[R-sig-Geo] stratified random sampling
On Wed, Feb 25, 2009 at 12:53 AM, Roger Bivand <Roger.Bivand at nhh.no> wrote:
> On Tue, 24 Feb 2009, Heuvelink, Gerard wrote:
>> Dear list,
>> The stratified random sampling problem that I submitted a few days ago has
>> already been solved, with the help of several of you, notably Edzer Pebesma.
>> Edzer came up with the following solution:
> WARNING!! This is only conditionally correct. See below for analysis.
>> library(sp)
>> library(rgdal)
>> nc1 <- readShapePoly(system.file("shapes/sids.shp",package="maptools")[1],
> + proj4string=CRS("+proj=longlat +datum=NAD27"))
>> pts = do.call(rbind, sapply(slot(nc1, "polygons"), spsample, n=1,
> + type="random"))
>> plot(nc1)
>> points(pts, col='blue', pch=19, cex=1)
>> As it happened, the do.call statement did not work in my case (Edzer and
>> Roger may look into why it does not work with all shapes)
> It was because the shapefile was no good, with both self-intersecting and
> overlapping polygons. This left some values returned by spsample in the
> sapply call as NULL (correctly), and no rbind() method exists for
> SpatialPoints and NULL objects.
>> and had to be replaced by:
>> for (i in 1:length(slot(nc1, "polygons"))) {
>> pt = spsample(nc1[i,], n=1, type="random")
>> if (i == 1)
>> pts = pt
>> else
>> pts = rbind(pts, pt)
>> }
> This gets a result - there are other ways of doing it too, but it is not
> what it seems. Because the polygons are self-intersecting and overlapping,
> the point-in-polygon algorithm is not choosing points correctly (spsample
> for a ring generates more points than needed in the bounding box of the
> polygon, and chooses the number needed from those that fall within the
> polygon).
> The input shapefile is a vectorised map of soil types from raster data, but
> unfortunately the software used to generate it is unknown, so we can't warn
> people off it.
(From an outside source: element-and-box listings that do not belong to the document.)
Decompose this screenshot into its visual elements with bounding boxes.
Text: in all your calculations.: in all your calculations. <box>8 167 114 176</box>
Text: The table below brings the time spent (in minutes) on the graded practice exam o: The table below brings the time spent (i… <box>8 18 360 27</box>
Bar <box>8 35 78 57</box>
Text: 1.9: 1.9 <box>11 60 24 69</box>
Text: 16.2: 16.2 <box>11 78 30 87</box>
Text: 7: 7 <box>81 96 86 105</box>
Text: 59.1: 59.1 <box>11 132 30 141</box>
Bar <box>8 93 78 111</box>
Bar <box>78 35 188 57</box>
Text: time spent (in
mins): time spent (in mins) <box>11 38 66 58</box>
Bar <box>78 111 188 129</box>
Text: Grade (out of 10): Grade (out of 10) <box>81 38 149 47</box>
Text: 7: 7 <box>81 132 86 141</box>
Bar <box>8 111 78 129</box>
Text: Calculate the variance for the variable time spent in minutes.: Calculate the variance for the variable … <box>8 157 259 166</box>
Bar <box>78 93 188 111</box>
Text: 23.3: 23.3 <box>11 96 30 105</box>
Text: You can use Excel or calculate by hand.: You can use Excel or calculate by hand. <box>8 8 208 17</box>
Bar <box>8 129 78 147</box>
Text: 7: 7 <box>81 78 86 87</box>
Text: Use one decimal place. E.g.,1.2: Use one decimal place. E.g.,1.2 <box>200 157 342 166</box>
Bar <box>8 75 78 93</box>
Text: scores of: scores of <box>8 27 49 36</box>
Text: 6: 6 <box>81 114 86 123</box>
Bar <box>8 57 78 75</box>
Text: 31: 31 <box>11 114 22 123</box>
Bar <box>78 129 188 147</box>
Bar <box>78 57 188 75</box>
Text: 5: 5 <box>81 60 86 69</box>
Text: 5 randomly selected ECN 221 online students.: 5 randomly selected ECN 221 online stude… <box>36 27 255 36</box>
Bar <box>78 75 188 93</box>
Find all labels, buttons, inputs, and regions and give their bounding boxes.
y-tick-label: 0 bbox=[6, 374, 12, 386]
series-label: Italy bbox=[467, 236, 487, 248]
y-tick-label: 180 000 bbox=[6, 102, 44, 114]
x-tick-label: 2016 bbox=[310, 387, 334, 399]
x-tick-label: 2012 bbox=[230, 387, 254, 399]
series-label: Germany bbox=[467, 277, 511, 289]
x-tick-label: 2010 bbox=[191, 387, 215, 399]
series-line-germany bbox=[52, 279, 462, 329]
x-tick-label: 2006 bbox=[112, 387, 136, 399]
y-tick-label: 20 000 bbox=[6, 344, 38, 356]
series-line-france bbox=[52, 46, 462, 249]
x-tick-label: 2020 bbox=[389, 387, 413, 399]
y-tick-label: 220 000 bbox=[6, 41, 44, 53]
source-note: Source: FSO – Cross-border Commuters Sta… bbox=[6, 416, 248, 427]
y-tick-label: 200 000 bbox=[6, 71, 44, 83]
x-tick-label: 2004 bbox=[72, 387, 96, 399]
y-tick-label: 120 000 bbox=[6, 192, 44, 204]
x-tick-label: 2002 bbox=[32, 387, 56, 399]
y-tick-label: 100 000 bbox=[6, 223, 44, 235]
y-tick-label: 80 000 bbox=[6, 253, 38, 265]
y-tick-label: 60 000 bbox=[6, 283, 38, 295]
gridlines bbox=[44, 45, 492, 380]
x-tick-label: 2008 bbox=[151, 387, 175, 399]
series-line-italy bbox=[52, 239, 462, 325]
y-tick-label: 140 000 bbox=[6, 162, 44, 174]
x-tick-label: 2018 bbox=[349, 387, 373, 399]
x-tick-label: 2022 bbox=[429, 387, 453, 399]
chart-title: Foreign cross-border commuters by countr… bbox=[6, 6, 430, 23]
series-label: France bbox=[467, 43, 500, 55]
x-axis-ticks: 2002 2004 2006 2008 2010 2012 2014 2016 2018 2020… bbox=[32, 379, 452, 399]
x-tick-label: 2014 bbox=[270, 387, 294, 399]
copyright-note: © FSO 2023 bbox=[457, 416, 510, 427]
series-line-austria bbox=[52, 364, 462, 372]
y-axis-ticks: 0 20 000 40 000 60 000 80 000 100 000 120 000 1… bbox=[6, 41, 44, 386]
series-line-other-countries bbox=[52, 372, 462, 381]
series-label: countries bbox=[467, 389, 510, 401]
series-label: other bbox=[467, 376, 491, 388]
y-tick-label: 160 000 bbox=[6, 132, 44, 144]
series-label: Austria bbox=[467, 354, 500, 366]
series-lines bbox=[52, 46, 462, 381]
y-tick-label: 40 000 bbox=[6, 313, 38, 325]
Assuming that only one soil type occurs in each raster cell,
> we can reproduce the case with meuse.grid:
> library(sp)
> data(meuse.grid)
> coordinates(meuse.grid) <- c("x", "y")
> gridded(meuse.grid) <- TRUE
> meuse.grid$soil <- factor(meuse.grid$soil)
> spplot(meuse.grid, "soil")
> meuseSP <- as(meuse.grid, "SpatialPolygons")
> ID <- as.character(meuse.grid$soil)
> library(maptools)
> meuseSP1 <- unionSpatialPolygons(meuseSP, ID)
> plot(meuseSP1, col=1:3)
> pts = do.call(rbind, sapply(slot(meuseSP1, "polygons"), spsample, n=1,
> type="random"))
> points(pts, pch=3, col="white")
> Doing the raster to vector conversion in R ought to resolve the underlying
> problem of the soil polygons being generated from the raster values in an
> inappropriate way.
Thanks for bringing this to our attention Roger. I would add that
GRASS can be used to clean topologically broken shapefiles. Or, it can
be used to vectorize raster data such that the resulting vector is
topologically correct.
>> I am so happy!
> Sorry, no comment! I have replied off-list too, but unfortunately bad
> shapefiles really do exist, and they cause lots of problems.
> Roger
>> Gerard